A experiência que observou a relação entre ratos e suas crias é especialmente ilustrativa. As mães que lambiam mais e por mais tempo suas crias, fizeram com o que o organismo dos ratinhos produzisse determinados marcadores químicos que desligaram genes relacionados ao estresse.

A capacidade de administrar situações estressantes é uma característica que herdamos (assim como os ratos), e que pode ter sido moldada em gerações anteriores, por situações como períodos prolongados de escassez, de perigo constante de morte, etc. Os ratinhos que carregavam esse DNA eram facilmente irritáveis, mas o “colo” da mãe desligou essa característica.
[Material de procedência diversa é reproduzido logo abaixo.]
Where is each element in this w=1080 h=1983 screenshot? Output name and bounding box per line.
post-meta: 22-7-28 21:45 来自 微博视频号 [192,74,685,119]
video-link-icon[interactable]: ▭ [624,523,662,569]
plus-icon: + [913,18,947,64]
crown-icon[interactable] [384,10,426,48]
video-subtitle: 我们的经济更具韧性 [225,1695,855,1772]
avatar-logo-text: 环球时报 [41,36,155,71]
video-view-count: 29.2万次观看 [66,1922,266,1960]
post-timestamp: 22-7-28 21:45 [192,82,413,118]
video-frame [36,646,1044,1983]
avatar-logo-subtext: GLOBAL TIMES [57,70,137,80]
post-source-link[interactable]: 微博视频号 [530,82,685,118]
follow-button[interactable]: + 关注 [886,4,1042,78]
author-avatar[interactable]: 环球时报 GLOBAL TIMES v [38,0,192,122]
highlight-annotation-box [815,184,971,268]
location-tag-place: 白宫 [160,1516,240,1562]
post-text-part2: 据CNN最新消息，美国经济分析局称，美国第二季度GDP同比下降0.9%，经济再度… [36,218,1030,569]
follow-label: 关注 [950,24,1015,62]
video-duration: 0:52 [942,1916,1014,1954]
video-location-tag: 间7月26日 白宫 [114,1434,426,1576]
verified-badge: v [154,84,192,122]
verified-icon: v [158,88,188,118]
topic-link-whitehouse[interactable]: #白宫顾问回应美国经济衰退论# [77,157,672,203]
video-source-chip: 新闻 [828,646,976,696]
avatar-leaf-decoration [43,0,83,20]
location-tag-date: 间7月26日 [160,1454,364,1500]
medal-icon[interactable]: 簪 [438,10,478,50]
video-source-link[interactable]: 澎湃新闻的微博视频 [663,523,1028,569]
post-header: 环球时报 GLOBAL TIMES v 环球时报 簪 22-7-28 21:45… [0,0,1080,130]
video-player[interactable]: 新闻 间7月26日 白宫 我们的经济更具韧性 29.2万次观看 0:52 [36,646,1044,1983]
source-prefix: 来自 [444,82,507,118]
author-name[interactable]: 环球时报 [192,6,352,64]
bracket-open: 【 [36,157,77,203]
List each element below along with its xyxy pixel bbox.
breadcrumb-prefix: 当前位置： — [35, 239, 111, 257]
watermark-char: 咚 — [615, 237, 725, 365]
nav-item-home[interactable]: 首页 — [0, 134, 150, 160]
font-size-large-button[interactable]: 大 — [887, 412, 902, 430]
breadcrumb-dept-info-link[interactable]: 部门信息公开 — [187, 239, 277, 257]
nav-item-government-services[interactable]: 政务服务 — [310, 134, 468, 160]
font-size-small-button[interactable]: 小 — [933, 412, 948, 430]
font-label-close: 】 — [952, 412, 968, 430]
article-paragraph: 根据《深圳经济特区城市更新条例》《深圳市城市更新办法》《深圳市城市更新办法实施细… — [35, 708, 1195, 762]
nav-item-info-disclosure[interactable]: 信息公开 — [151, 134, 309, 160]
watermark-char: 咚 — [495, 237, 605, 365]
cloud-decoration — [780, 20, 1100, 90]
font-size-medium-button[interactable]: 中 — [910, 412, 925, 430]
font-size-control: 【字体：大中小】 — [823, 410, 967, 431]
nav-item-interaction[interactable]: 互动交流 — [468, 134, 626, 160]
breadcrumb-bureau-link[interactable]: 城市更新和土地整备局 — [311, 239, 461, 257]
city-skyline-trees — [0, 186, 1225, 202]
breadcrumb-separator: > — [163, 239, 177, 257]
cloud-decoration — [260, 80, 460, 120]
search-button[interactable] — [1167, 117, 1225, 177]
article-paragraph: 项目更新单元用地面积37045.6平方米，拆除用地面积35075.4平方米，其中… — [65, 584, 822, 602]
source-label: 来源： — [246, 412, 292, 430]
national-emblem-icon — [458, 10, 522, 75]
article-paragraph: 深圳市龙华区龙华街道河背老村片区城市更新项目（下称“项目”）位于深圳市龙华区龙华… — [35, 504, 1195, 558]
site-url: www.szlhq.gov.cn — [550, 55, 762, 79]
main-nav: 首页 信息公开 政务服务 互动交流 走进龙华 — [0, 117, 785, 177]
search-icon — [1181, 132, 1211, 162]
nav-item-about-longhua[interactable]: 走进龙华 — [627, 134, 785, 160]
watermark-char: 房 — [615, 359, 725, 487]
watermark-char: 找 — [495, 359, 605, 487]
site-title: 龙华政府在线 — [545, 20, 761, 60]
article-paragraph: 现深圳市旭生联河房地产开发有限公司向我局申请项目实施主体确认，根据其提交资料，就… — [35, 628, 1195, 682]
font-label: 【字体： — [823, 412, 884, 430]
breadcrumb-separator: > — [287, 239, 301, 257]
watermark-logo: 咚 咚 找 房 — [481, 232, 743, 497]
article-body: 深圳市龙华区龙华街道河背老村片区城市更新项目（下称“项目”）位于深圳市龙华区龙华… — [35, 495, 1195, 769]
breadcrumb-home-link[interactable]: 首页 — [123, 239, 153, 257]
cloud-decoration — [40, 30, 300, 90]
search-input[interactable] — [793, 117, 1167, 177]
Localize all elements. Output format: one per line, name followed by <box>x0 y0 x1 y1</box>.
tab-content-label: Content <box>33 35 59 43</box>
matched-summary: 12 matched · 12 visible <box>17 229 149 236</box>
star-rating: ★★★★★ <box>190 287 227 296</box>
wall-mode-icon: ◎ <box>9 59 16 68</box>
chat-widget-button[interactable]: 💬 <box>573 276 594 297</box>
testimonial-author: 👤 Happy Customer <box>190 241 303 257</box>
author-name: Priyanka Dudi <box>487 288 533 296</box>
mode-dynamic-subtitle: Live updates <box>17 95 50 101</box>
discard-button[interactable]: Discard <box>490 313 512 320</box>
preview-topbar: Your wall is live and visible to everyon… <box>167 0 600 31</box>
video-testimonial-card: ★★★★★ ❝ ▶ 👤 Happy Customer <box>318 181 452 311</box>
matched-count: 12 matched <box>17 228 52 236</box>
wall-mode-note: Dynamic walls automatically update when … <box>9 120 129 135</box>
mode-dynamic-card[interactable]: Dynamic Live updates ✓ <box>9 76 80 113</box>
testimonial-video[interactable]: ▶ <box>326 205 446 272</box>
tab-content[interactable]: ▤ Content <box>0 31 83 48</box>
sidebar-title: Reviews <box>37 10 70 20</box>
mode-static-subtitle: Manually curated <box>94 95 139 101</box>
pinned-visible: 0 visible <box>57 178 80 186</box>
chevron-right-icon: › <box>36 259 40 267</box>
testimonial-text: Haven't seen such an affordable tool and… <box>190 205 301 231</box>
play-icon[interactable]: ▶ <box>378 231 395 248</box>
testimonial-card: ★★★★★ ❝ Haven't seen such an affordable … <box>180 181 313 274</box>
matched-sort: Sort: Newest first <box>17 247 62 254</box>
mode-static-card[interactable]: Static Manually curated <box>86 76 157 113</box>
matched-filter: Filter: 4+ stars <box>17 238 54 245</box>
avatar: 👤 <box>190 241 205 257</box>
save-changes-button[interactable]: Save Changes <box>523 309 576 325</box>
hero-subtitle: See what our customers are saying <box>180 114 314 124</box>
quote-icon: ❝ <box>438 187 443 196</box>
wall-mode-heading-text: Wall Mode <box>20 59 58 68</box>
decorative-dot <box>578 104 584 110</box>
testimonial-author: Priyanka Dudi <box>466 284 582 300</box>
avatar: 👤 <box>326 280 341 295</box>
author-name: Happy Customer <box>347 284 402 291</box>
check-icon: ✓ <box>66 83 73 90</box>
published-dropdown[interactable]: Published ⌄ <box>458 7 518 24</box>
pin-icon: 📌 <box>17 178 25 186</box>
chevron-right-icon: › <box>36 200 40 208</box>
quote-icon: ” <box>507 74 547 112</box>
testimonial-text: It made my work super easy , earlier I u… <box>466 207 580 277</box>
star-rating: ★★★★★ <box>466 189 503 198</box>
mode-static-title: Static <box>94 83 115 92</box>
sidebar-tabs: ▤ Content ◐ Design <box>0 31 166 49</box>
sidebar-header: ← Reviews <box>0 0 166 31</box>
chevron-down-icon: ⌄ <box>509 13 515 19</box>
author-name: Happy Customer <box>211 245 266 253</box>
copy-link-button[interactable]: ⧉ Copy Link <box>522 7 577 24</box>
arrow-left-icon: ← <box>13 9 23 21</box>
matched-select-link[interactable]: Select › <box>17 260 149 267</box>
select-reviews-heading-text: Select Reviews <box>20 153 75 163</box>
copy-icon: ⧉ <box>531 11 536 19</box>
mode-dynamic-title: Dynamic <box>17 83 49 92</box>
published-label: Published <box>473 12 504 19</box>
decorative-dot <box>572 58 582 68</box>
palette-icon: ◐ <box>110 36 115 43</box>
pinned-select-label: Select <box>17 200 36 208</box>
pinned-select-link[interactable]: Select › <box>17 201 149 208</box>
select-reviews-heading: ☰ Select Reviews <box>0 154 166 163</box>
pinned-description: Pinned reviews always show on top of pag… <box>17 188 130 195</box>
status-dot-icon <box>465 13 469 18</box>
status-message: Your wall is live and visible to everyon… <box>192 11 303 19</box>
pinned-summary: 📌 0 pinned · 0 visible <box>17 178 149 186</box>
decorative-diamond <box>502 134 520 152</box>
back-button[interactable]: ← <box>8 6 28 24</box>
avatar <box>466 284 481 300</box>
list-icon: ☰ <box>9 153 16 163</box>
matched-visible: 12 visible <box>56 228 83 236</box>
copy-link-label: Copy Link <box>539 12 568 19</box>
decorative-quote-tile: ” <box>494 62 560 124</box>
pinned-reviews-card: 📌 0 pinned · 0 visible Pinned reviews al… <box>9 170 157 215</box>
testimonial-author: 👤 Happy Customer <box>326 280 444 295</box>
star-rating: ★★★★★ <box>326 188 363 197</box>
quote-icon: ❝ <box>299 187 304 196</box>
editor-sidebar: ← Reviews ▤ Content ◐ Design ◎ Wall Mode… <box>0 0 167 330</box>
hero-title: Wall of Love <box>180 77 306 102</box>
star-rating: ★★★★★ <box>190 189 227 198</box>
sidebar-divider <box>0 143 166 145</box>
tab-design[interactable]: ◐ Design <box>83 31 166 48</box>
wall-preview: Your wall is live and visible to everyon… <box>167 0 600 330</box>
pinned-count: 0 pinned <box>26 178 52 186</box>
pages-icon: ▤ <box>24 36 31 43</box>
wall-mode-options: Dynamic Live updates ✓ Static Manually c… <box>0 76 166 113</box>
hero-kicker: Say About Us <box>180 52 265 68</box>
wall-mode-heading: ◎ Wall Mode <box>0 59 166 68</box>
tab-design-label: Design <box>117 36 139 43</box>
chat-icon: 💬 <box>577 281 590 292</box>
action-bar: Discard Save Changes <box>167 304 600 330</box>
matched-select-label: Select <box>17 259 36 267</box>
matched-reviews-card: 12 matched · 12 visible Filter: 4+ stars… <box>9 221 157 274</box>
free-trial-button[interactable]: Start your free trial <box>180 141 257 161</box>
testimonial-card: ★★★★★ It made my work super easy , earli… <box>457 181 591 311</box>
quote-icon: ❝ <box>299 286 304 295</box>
Mais recente é um estudo que associa esse ativar e desativar genético a alimentação, exercícios físicos e outros hábitos saudáveis. Portadores de um gene que aumenta o ritmo de doenças cardíacas, o desligaram temporariamente, enquanto se submeteram a uma dieta rica em vegetais. A hipótese é que os genes das plantas influenciam o nosso código genético quando são consumidas por nós.

Talvez não seja assim tão utópico imaginar que as propostas terapêuticas da psicologia tenham influência em nossos genes. Segundo Winnicott, por exemplo, é possível revisitar as fases da primeira infância, mesmo depois de adulto, para “refazer” o que por ventura não foi feito. Não por acaso Winnicott defendia a ideia do ambiente como principal influência em nossa constituição psíquica.

E a educação, como fica? Segundo o biólogo Moshe Szyf, uma das camadas de informação (DNA) é fixa, a outra (epigenética) é dinâmica, interativa, nos permite controlar em grande medida o nosso destino. Mais do que isso, nossas escolhas hoje podem impactar a vida das futuras gerações. Deixaremos marcadas no código genético delas as consequências das escolhas que estamos fazendo agora. Essa consciência é o que pode transformar a educação. Nas palavras de Szyf: “(…) temos um grau de liberdade que pode configurar a nossa vida como uma vida de responsabilidade”.

2 respostas para ‘A velha dicotomia entre herança genética e influência cultural

  1. Muito interessante essa pesquisa! Talvez esteja aí os segredos da genética espiritual. Leopold Szondi, psicanalista húngaro, pouco conhecido no Brasil, pai da Psicologia do Destino, fala dessa herança psíquica deixada pelos antepassados, ao abordar o inconsciente familiar. Afirma que existe um parentesco espiritual. Que há dois tipos de destino: compulsivo e de livre escolha (Determinismo/Livre Arbítrio)?! Tendências e complexos que passam de geração em geração. O complexo de Caim é a chave de toda filosofia ética de Szondi, mas que em Caim, símbolo do Fratricídio infinito, permanece um toque de Abel (Essência divina que temos em nós?) . Não sei se tem algo a ver, mas deixo aqui meu comentárío.